SOUTH AND CENTRAL ASIA
U.S. General Killed in Afghan Attack
An insider attack by a suspect believed to be an Afghan soldier killed a U.S. general and injured more than a dozen people, including a German general, at a training center in Kabul on Tuesday (Reuters). Officials said the U.S. general, Major General Harold Greene, was the most senior U.S. military official killed in action overseas since the Vietnam War.
PAKISTAN: Pakistan's air force killed at least 30 militants (PTI) in an attack on the restive North Waziristan tribal region during a military offensive to clear the area of local and foreign militants.
Gaza Ceasefire Holds
A cease-fire between Israel and Palestinian factions including Hamas held into a second day as delegations prepared for Cairo negotiations that aim to produce a longer-term truce (al-Jazeera). International Mideast envoy Tony Blair was in Cairo to meet with Egypt's foreign minister and Arab League officials on Wednesday.
CFR's Elliott Abrams discusses Hamas' financial situation in this new blog post.
IRAN: Iran's foreign ministry said there was still no new information about the Washington Post reporter detained with three others, including his wife and two photojournalists, last month in Tehran (AP).
Ebola Summit Begins
World Health Organization experts are convening in Geneva, Switzerland for a two-day conference to discuss new measures in tackling the Ebola outbreak (BBC). Discussions will include the decision on whether to declare a global health emergency, which could impose travel restrictions on affected areas.
CFR's Laurie Garrett discusses the significance of the WHO meeting and the need for global leadership in confronting the outbreak, on this conference call with CFR's John Campbell.
AFRICA: President Barack Obama held the keynote conference of his three-day U.S.-Africa Summit, convening nearly fifty African leaders with American investors (NYT).

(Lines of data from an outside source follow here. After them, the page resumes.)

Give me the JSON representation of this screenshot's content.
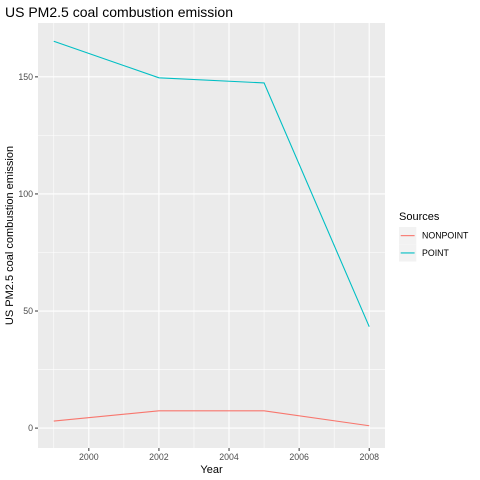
{
  "chart_data": {
    "type": "line",
    "title": "US PM2.5 coal combustion emission",
    "xlabel": "Year",
    "ylabel": "US PM2.5 coal combustion emission",
    "x": [
      1999,
      2002,
      2005,
      2008
    ],
    "xlim": [
      1998.55,
      2008.45
    ],
    "ylim": [
      -8.5,
      173
    ],
    "x_ticks": [
      2000,
      2002,
      2004,
      2006,
      2008
    ],
    "y_ticks": [
      0,
      50,
      100,
      150
    ],
    "grid": true,
    "legend": {
      "title": "Sources",
      "placement": "right"
    },
    "series": [
      {
        "name": "NONPOINT",
        "color": "#F8766D",
        "values": [
          3,
          7.4,
          7.4,
          1
        ]
      },
      {
        "name": "POINT",
        "color": "#00BFC4",
        "values": [
          165.2,
          149.6,
          147.4,
          43.3
        ]
      }
    ]
  }
}
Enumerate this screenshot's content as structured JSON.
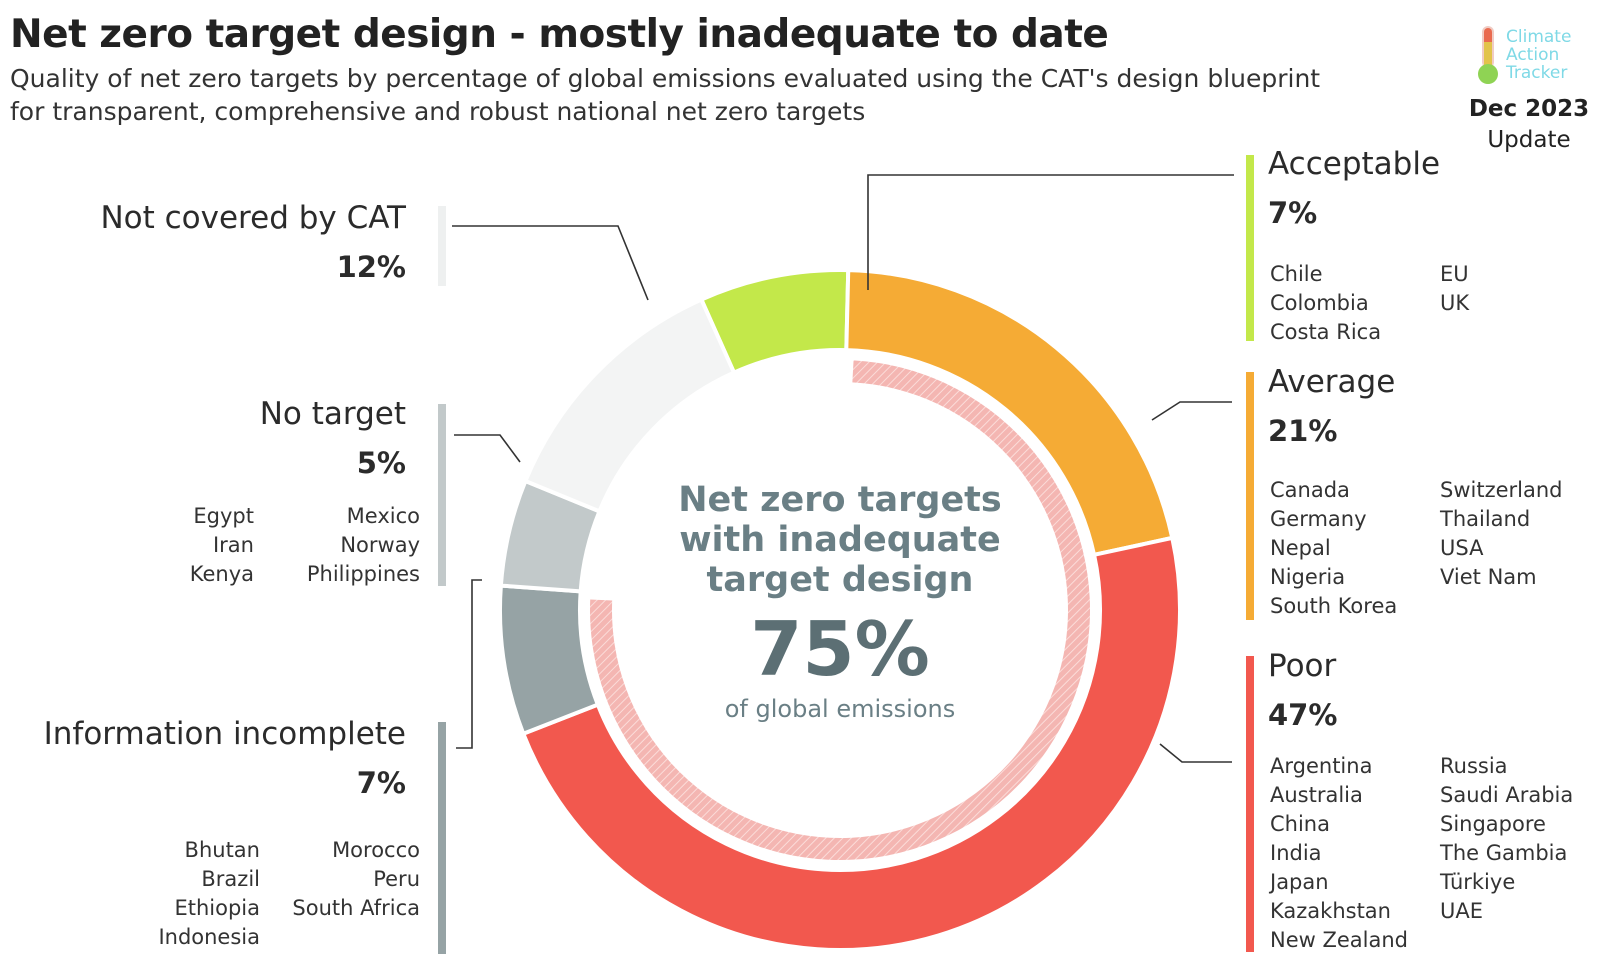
{
  "header": {
    "title": "Net zero target design - mostly inadequate to date",
    "subtitle": "Quality of net zero targets by percentage of global emissions evaluated using the CAT's design blueprint for transparent, comprehensive and robust national net zero targets"
  },
  "logo": {
    "line1": "Climate",
    "line2": "Action",
    "line3": "Tracker",
    "icon": "thermometer-icon"
  },
  "update": {
    "month": "Dec 2023",
    "label": "Update"
  },
  "center": {
    "headline_1": "Net zero targets",
    "headline_2": "with inadequate",
    "headline_3": "target design",
    "value": "75%",
    "caption": "of global emissions"
  },
  "categories": {
    "acceptable": {
      "name": "Acceptable",
      "pct": "7%",
      "col1": [
        "Chile",
        "Colombia",
        "Costa Rica"
      ],
      "col2": [
        "EU",
        "UK"
      ]
    },
    "average": {
      "name": "Average",
      "pct": "21%",
      "col1": [
        "Canada",
        "Germany",
        "Nepal",
        "Nigeria",
        "South Korea"
      ],
      "col2": [
        "Switzerland",
        "Thailand",
        "USA",
        "Viet Nam"
      ]
    },
    "poor": {
      "name": "Poor",
      "pct": "47%",
      "col1": [
        "Argentina",
        "Australia",
        "China",
        "India",
        "Japan",
        "Kazakhstan",
        "New Zealand"
      ],
      "col2": [
        "Russia",
        "Saudi Arabia",
        "Singapore",
        "The Gambia",
        "Türkiye",
        "UAE"
      ]
    },
    "not_covered": {
      "name": "Not covered by CAT",
      "pct": "12%"
    },
    "no_target": {
      "name": "No target",
      "pct": "5%",
      "col1": [
        "Egypt",
        "Iran",
        "Kenya"
      ],
      "col2": [
        "Mexico",
        "Norway",
        "Philippines"
      ]
    },
    "incomplete": {
      "name": "Information incomplete",
      "pct": "7%",
      "col1": [
        "Bhutan",
        "Brazil",
        "Ethiopia",
        "Indonesia"
      ],
      "col2": [
        "Morocco",
        "Peru",
        "South Africa"
      ]
    }
  },
  "chart_data": {
    "type": "pie",
    "categories": [
      "Acceptable",
      "Average",
      "Poor",
      "Information incomplete",
      "No target",
      "Not covered by CAT"
    ],
    "values": [
      7,
      21,
      47,
      7,
      5,
      12
    ],
    "unit": "% of global emissions",
    "colors": [
      "#c3e84a",
      "#f5ab35",
      "#f2584e",
      "#96a3a5",
      "#c2c9ca",
      "#f3f4f4"
    ],
    "inner_ring": {
      "label": "Net zero targets with inadequate target design",
      "value": 75,
      "color": "#f4b6b2"
    }
  }
}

Scotland Debates Independence
Scotland held a televised debate on the question of independence on Tuesday (Guardian), roughly six weeks before a September referendum that will determine whether Scotland breaks its 307-year union with England. The pro-independence camp, the Scottish National Party, has been trailing in opinion polls.
RUSSIA: Russia sharply increased its troop and vehicle presence on the eastern border of Ukraine (FT) in the past few days, raising fears of an invasion to stop the Ukrainian army's recent advances against pro-Russian separatists.
Putin seems to be angling for invasion, CFR's Janine Davidson writes in this blog post.
Brazil Denies Stagflation
Brazil's central bank chief Alexandre Tombini defended Brazil's economy on Tuesday, saying is was far from any "stagflation" and forecasted "reasonable" growth levels in 2015. Some economists and investors have criticized Brazil's mounting inflation and halting growth ahead of the October presidential elections (MercoPress).
UNITED STATES: Government officials announced that three temporary shelters that have housed almost 8,000 immigrant youths at military bases in California, Oklahoma and Texas will close in the next eight weeks (LATimes).